Chapter 20: Quiz


1. A healthy boundary is best described as:

  • A) Telling other people what they can and can't do
  • B) A clearly communicated limit on what behavior you will accept, combined with what you will do if the limit is crossed — involving reciprocity and flexibility
  • C) Avoiding all uncomfortable situations
  • D) Cutting off anyone who disagrees with you

Answer: B. Healthy boundaries involve clear communication, consistency, reciprocity, and flexibility. They're about YOUR behavior, not controlling others.


2. Evidence-based self-care primarily involves:

  • A) Bath bombs, candles, and weighted blankets
  • B) Adequate sleep, regular exercise, social connection, stress management, and seeking professional help when needed
  • C) Spending money on yourself
  • D) Canceling all obligations

Answer: B. Evidence-based self-care focuses on sustainable health behaviors, not consumer products.


3. The word "toxic" has undergone concept creep because:

  • A) More things are genuinely toxic than before
  • B) It has expanded from describing genuinely harmful relationship patterns to describing any interpersonal behavior the speaker dislikes
  • C) Toxicology has become a more popular field
  • D) Only toxic people use the word "toxic"

Answer: B. "Toxic" now describes everything from domestic abuse to a coworker who gives critical feedback, reducing its precision to near zero.


4. In clinical PTSD treatment, a "trigger" refers to:

  • A) Anything that makes someone uncomfortable
  • B) A stimulus that activates the trauma response — flashbacks, dissociation, hyperarousal — resembling some aspect of the traumatic event
  • C) A gun trigger
  • D) Any strong emotional reaction

Answer: B. Clinical triggers are specific stimuli that activate involuntary trauma responses. The popular expansion to "anything upsetting" dilutes the clinical concept.


5. Research on trigger warnings (Bellet et al., 2018; Jones et al., 2020) has found:

  • A) They significantly reduce distress
  • B) They have no effect on distress and may increase anticipatory anxiety
  • C) They cure PTSD
  • D) They are required by law

Answer: B. Multiple studies find that trigger warnings do not reduce distress and may actually increase anticipatory anxiety — contrary to their intended purpose.


6. The chapter's test for whether a "boundary" is healthy or avoidant is:

  • A) Whether other people agree with it
  • B) Whether it helps you engage with the world more effectively (healthy) or avoid the world more completely (avoidant)
  • C) Whether it makes you feel good
  • D) Whether a therapist recommended it

Answer: B. Healthy boundaries increase capacity for connection. Avoidance boundaries decrease it. The functional test is about engagement vs. withdrawal.

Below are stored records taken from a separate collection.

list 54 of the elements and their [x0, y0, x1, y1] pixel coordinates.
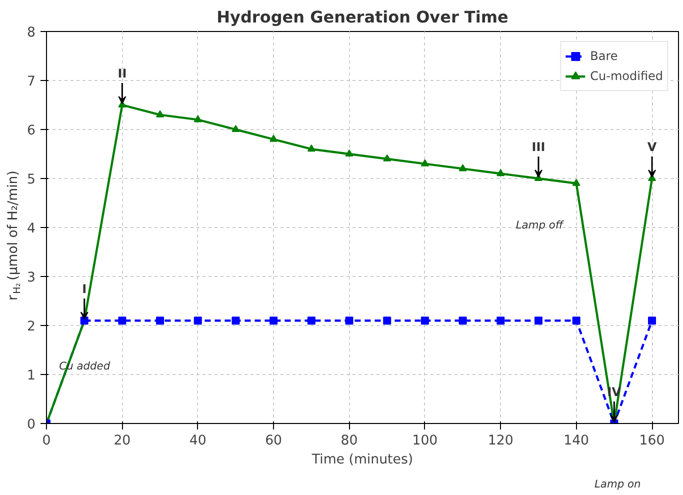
- y-axis-title: rH₂ (μmol of H₂/min): [6, 170, 23, 300]
- x-tick-label: 100: [412, 434, 438, 448]
- point: [345, 316, 354, 325]
- point: [194, 115, 202, 122]
- annotation: V: [647, 140, 658, 154]
- point: [232, 316, 240, 325]
- y-tick-label: 7: [27, 74, 36, 90]
- point: [383, 154, 392, 162]
- y-tick-label: 2: [27, 320, 36, 334]
- point: [420, 159, 429, 166]
- annotation: Lamp off: [516, 218, 564, 232]
- point: [383, 316, 392, 325]
- legend-label: Cu-modified: [590, 69, 663, 83]
- point: [270, 316, 278, 325]
- annotation: II: [118, 66, 127, 80]
- legend-label: Bare: [590, 49, 618, 63]
- y-tick-label: 8: [27, 26, 36, 40]
- x-axis-title: Time (minutes): [310, 452, 414, 468]
- point: [270, 134, 278, 142]
- x-tick-label: 60: [265, 434, 282, 448]
- y-tick-label: 0: [27, 418, 36, 432]
- point: [194, 316, 202, 325]
- point: [496, 316, 505, 325]
- y-tick-label: 4: [27, 222, 36, 236]
- y-tick-label: 5: [27, 172, 36, 188]
- point: [232, 124, 240, 132]
- point: [156, 110, 164, 118]
- point: [307, 144, 316, 152]
- point: [534, 316, 542, 325]
- x-tick-label: 80: [340, 434, 358, 448]
- x-tick-label: 160: [639, 434, 665, 448]
- point: [118, 316, 126, 325]
- point: [156, 316, 164, 325]
- point: [420, 316, 429, 325]
- x-tick-label: 140: [564, 434, 590, 448]
- chart-title: Hydrogen Generation Over Time: [216, 8, 508, 26]
- annotation: III: [532, 140, 546, 154]
- point: [496, 169, 505, 176]
- point: [458, 164, 467, 172]
- point: [345, 149, 354, 157]
- annotation: I: [82, 282, 87, 296]
- y-tick-label: 3: [27, 270, 36, 286]
- point: [572, 316, 580, 325]
- point: [572, 178, 580, 186]
- y-tick-label: 1: [27, 368, 36, 384]
- point: [648, 316, 656, 325]
- x-tick-label: 40: [189, 434, 206, 448]
- point: [307, 316, 316, 325]
- point: [458, 316, 467, 325]
- x-tick-label: 0: [42, 434, 51, 448]
- x-tick-label: 20: [114, 434, 131, 448]
- x-tick-label: 120: [488, 434, 514, 448]
- y-tick-label: 6: [27, 124, 36, 138]
- text: Lamp on: [594, 478, 642, 490]
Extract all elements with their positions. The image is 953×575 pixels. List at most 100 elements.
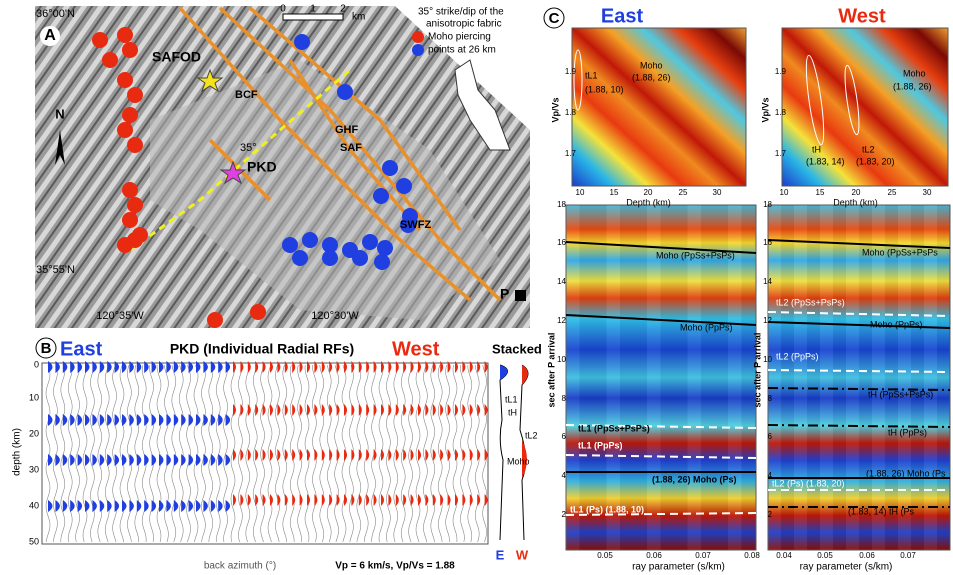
label: (1.88, 26) Moho (Ps bbox=[866, 468, 946, 478]
column-shade bbox=[593, 205, 607, 550]
moho-dot bbox=[250, 304, 266, 320]
moho-dot bbox=[362, 234, 378, 250]
label: Moho (PpPs) bbox=[870, 319, 923, 329]
label: sec after P arrival bbox=[546, 333, 556, 408]
label: tL2 (PpSs+PsPs) bbox=[776, 297, 845, 307]
moho-dot bbox=[374, 254, 390, 270]
label: A bbox=[44, 27, 56, 44]
label: ray parameter (s/km) bbox=[800, 562, 893, 573]
figure: A36°00'N35°55'N120°35'W120°30'W012km35° … bbox=[0, 0, 953, 575]
tick-label: 8 bbox=[562, 394, 567, 403]
label: 120°35'W bbox=[96, 310, 144, 322]
label: PKD (Individual Radial RFs) bbox=[170, 341, 354, 357]
moho-dot bbox=[302, 232, 318, 248]
label: tL2 (Ps) (1.83, 20) bbox=[772, 478, 845, 488]
tick-label: 12 bbox=[763, 316, 772, 325]
place-label: GHF bbox=[335, 124, 359, 136]
label: tL2 bbox=[525, 430, 538, 440]
label: 2 bbox=[340, 4, 346, 15]
tick-label: 1.8 bbox=[565, 108, 577, 117]
tick-label: 2 bbox=[768, 510, 773, 519]
label: (1.88, 26) Moho (Ps) bbox=[652, 474, 737, 484]
tick-label: 10 bbox=[29, 392, 39, 402]
label: tH (PpSs+PsPs) bbox=[868, 389, 933, 399]
tick-label: 0.08 bbox=[744, 551, 760, 560]
moho-dot bbox=[322, 250, 338, 266]
tick-label: 40 bbox=[29, 500, 39, 510]
tick-label: 6 bbox=[768, 432, 773, 441]
column-shade bbox=[833, 205, 846, 550]
tick-label: 0.06 bbox=[646, 551, 662, 560]
tick-label: 15 bbox=[610, 188, 619, 197]
label: E bbox=[496, 547, 505, 562]
label: tH bbox=[508, 407, 517, 417]
label: 35° strike/dip of the bbox=[418, 7, 504, 18]
label: 35°55'N bbox=[36, 264, 75, 276]
label: (1.88, 26) bbox=[632, 72, 671, 82]
tick-label: 16 bbox=[763, 238, 772, 247]
label: Vp/Vs bbox=[550, 97, 560, 122]
moho-dot bbox=[127, 87, 143, 103]
tick-label: 0.07 bbox=[900, 551, 916, 560]
label: 120°30'W bbox=[311, 310, 359, 322]
tick-label: 0.07 bbox=[695, 551, 711, 560]
moho-dot bbox=[292, 250, 308, 266]
label: 0 bbox=[280, 4, 286, 15]
label: B bbox=[41, 340, 52, 357]
moho-dot bbox=[117, 72, 133, 88]
tick-label: 16 bbox=[557, 238, 566, 247]
label: Moho (PpSs+PsPs) bbox=[656, 250, 735, 260]
place-label: BCF bbox=[235, 89, 258, 101]
label: P bbox=[500, 286, 509, 302]
label: Moho (PpPs) bbox=[680, 322, 733, 332]
tick-label: 1.9 bbox=[775, 67, 787, 76]
label: Moho piercing bbox=[428, 32, 491, 43]
tick-label: 2 bbox=[562, 510, 567, 519]
moho-dot bbox=[117, 27, 133, 43]
tick-label: 20 bbox=[29, 428, 39, 438]
label: sec after P arrival bbox=[752, 333, 762, 408]
label: Moho (PpSs+PsPs bbox=[862, 247, 938, 257]
tick-label: 0.06 bbox=[859, 551, 875, 560]
label: back azimuth (°) bbox=[204, 561, 276, 572]
label: Vp/Vs bbox=[760, 97, 770, 122]
label: Depth (km) bbox=[626, 197, 671, 207]
tick-label: 30 bbox=[713, 188, 722, 197]
column-shade bbox=[768, 205, 781, 550]
moho-dot bbox=[396, 178, 412, 194]
moho-dot bbox=[102, 52, 118, 68]
label: 36°00'N bbox=[36, 8, 75, 20]
moho-dot bbox=[337, 84, 353, 100]
label: tL1 (PpSs+PsPs) bbox=[578, 423, 650, 433]
moho-dot bbox=[352, 250, 368, 266]
label: tH (PpPs) bbox=[888, 427, 927, 437]
label: anisotropic fabric bbox=[426, 19, 502, 30]
column-shade bbox=[566, 205, 580, 550]
label: Depth (km) bbox=[833, 197, 878, 207]
tick-label: 10 bbox=[576, 188, 585, 197]
label: Vp = 6 km/s, Vp/Vs = 1.88 bbox=[335, 561, 455, 572]
label: tL1 (Ps) (1.88, 10) bbox=[570, 504, 644, 514]
tick-label: 4 bbox=[562, 471, 567, 480]
tick-label: 25 bbox=[888, 188, 897, 197]
label: depth (km) bbox=[12, 428, 23, 476]
tick-label: 10 bbox=[780, 188, 789, 197]
moho-dot bbox=[127, 197, 143, 213]
moho-dot bbox=[92, 32, 108, 48]
legend-dot bbox=[412, 31, 424, 43]
label: tL1 bbox=[585, 70, 598, 80]
label: points at 26 km bbox=[428, 45, 496, 56]
column-shade bbox=[634, 205, 648, 550]
tick-label: 30 bbox=[29, 464, 39, 474]
tick-label: 50 bbox=[29, 536, 39, 546]
tick-label: 14 bbox=[763, 277, 772, 286]
label: (1.88, 10) bbox=[585, 84, 624, 94]
tick-label: 1.7 bbox=[775, 149, 787, 158]
label: Moho bbox=[640, 60, 663, 70]
tick-label: 0.05 bbox=[597, 551, 613, 560]
column-shade bbox=[846, 205, 859, 550]
label: 1 bbox=[310, 4, 316, 15]
tick-label: 10 bbox=[557, 355, 566, 364]
tick-label: 0.05 bbox=[817, 551, 833, 560]
moho-dot bbox=[122, 42, 138, 58]
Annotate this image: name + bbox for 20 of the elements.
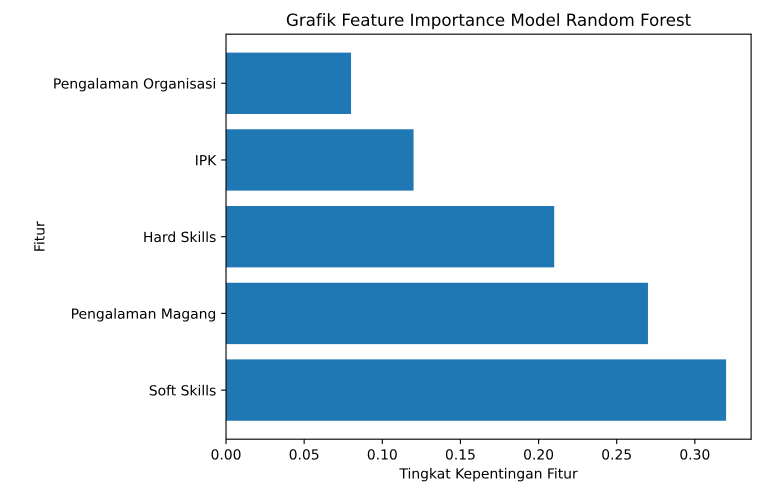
chart-title: Grafik Feature Importance Model Random Forest bbox=[286, 13, 691, 30]
x-tick-label: 0.05 bbox=[290, 449, 318, 460]
bar bbox=[226, 206, 554, 268]
bar bbox=[226, 282, 648, 344]
y-tick-label: Pengalaman Organisasi bbox=[54, 78, 215, 92]
bar bbox=[226, 359, 726, 421]
x-tick-label: 0.30 bbox=[680, 449, 710, 460]
y-tick-label: Soft Skills bbox=[150, 384, 216, 396]
bar bbox=[226, 52, 352, 114]
y-tick-label: Hard Skills bbox=[144, 231, 216, 242]
y-axis-title: Fitur bbox=[34, 221, 45, 251]
y-tick-label: Pengalaman Magang bbox=[72, 308, 216, 322]
bar bbox=[226, 129, 414, 191]
y-tick-label: IPK bbox=[196, 155, 217, 166]
x-tick-label: 0.00 bbox=[211, 449, 241, 460]
x-tick-label: 0.20 bbox=[524, 449, 554, 460]
x-axis-title: Tingkat Kepentingan Fitur bbox=[399, 468, 578, 482]
x-tick-label: 0.10 bbox=[368, 449, 397, 460]
x-tick-label: 0.15 bbox=[446, 449, 475, 460]
x-tick-label: 0.25 bbox=[602, 449, 631, 460]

7. The commercialization of self-care has the consequence of:

  • A) Making self-care more effective
  • B) Reframing consumption as health behavior and individualizing systemic problems
  • C) Making products cheaper
  • D) Eliminating the need for therapy

Answer: B. Commercial self-care reframes buying products as therapeutic while ignoring that many people's distress stems from systemic issues (overwork, underpay) that individual consumption can't address.


8. Therapeutic language in everyday life helps when it:

  • A) Replaces all other forms of communication
  • B) Normalizes help-seeking, provides vocabulary for genuine experiences, and reduces stigma
  • C) Is used to avoid accountability
  • D) Makes conversations longer

Answer: B. Therapeutic language is genuinely helpful when it provides tools for communication, reduces stigma, and encourages professional help-seeking.


9. Therapeutic language harms when it:

  • A) Is used by therapists
  • B) Pathologizes normal experience, creates therapeutic dependency, replaces direct communication, and becomes an avoidance strategy
  • C) Is written in books
  • D) Is taught in schools

Answer: B. When every discomfort is a trigger, every difficult person is toxic, and every challenge requires healing, therapeutic language pathologizes normal life and enables avoidance.


10. Instead of saying someone is "toxic," the chapter recommends:

  • A) Using an even stronger label
  • B) Describing the specific behavior ("gives demeaning feedback," "consistently cancels plans") because specific descriptions suggest specific, actionable responses
  • C) Never discussing interpersonal problems
  • D) Only using clinical diagnoses

Answer: B. Specific behavioral descriptions are more accurate, more actionable, and less likely to foreclose solutions than the catch-all label "toxic."